Project Innovation + Advantages:
Michigan Technological University (MTU), in partnership with General Motors (GM), will develop, validate, and demonstrate a fleet of connected electric vehicles and a mobile cloud-connected computing center. The project will integrate advanced controls with connected and automated vehicle functions and enable: eco-routing, efficient approach and departure from traffic signals and cooperative driving between multiple vehicles, including speed harmonization. Use of the new vehicle dynamic and powertrain controls will allow a 20% reduction in energy consumption and a 6% increase in all-electric driving range through the first-ever implementation and connection of route planning, powertrain energy management, and model-predictive control algorithms. The selected vehicle for the fleet, the 2017 Chevrolet Volt, contains a unique powertrain architecture with multiple operating modes, including all-electric (EV) and hybrid-electric (HEV) modes, allowing the team to optimize numerous powertrain components. This project will use eight Chevrolet Volts in order to demonstrate the idea of platooning in a future automated highway system. In a platoon, vehicles follow closely together at a constant speed, thus reducing drag and lowering energy consumption and emissions. The MTU Mobile Lab (ML) will serve as a control center, vehicle-to-cloud communication hub, and mobile charging station for the fleet of Volts. The ML, a specially designed 18-wheeler, can travel with the fleet and enables real-time traffic simulation and eco-routing. The MTU team includes expertise in powertrain engineering, vehicle controls, algorithm design, and traffic simulation, while the GM team includes experts in the control and engineering of advanced electric powertrains who, if the project is successful, can facilitate the integration of the new control technology into future GM vehicles.

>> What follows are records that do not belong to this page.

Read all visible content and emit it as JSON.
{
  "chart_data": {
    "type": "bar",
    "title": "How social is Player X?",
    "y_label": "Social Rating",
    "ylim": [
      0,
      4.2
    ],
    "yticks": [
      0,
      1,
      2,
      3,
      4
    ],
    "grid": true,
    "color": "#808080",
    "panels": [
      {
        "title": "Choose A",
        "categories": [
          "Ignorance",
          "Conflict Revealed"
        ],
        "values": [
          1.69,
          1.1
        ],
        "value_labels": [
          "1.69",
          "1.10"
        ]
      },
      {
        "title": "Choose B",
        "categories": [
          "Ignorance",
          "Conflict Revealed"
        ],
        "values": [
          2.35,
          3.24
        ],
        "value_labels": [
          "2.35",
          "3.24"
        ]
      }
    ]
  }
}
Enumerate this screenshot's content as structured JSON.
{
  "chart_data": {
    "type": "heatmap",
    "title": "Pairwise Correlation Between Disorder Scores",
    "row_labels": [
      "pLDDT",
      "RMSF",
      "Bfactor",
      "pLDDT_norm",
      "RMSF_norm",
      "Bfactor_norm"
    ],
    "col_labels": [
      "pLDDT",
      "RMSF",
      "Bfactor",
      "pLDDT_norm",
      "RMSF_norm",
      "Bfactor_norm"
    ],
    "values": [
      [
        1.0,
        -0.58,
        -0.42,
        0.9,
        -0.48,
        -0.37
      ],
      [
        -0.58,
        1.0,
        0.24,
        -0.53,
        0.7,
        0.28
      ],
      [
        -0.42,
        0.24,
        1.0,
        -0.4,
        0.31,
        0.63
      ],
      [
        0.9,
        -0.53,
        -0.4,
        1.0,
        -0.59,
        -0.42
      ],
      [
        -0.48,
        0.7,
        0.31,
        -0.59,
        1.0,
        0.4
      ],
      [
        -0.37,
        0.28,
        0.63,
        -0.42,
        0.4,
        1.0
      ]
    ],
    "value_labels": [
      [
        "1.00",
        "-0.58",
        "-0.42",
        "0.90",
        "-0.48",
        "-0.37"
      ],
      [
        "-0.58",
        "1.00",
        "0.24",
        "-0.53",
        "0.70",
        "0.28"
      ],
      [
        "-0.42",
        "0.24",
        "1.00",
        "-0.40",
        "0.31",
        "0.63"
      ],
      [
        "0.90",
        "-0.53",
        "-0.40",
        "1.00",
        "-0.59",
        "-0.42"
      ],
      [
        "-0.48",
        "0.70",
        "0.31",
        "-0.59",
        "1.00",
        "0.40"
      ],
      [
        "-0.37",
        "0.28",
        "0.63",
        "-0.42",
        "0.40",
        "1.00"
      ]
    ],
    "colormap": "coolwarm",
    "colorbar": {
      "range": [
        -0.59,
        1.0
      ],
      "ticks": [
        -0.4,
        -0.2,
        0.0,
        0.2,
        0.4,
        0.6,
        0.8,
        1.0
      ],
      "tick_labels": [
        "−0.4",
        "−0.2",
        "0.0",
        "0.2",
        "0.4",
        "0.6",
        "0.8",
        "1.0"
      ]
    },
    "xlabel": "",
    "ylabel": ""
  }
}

If successful, Michigan Technological University’s project will enable at least an additional 20% reduction in energy consumption and a 6% increase in range of future connected and automated hybrid electric vehicles.
These innovations could lead to a dramatically more efficient domestic vehicle fleet, lessening U.S. dependence on imported oil.
Greater efficiency in transportation can help reduce sector emissions, helping improve urban air quality and decreasing the sector’s carbon footprint.
Innovations would further solidify the United States’ status as a global leader in connected and automated vehicle technology, while a more efficient vehicle fleet would reduce energy cost per mile driven and bolster economic competitiveness.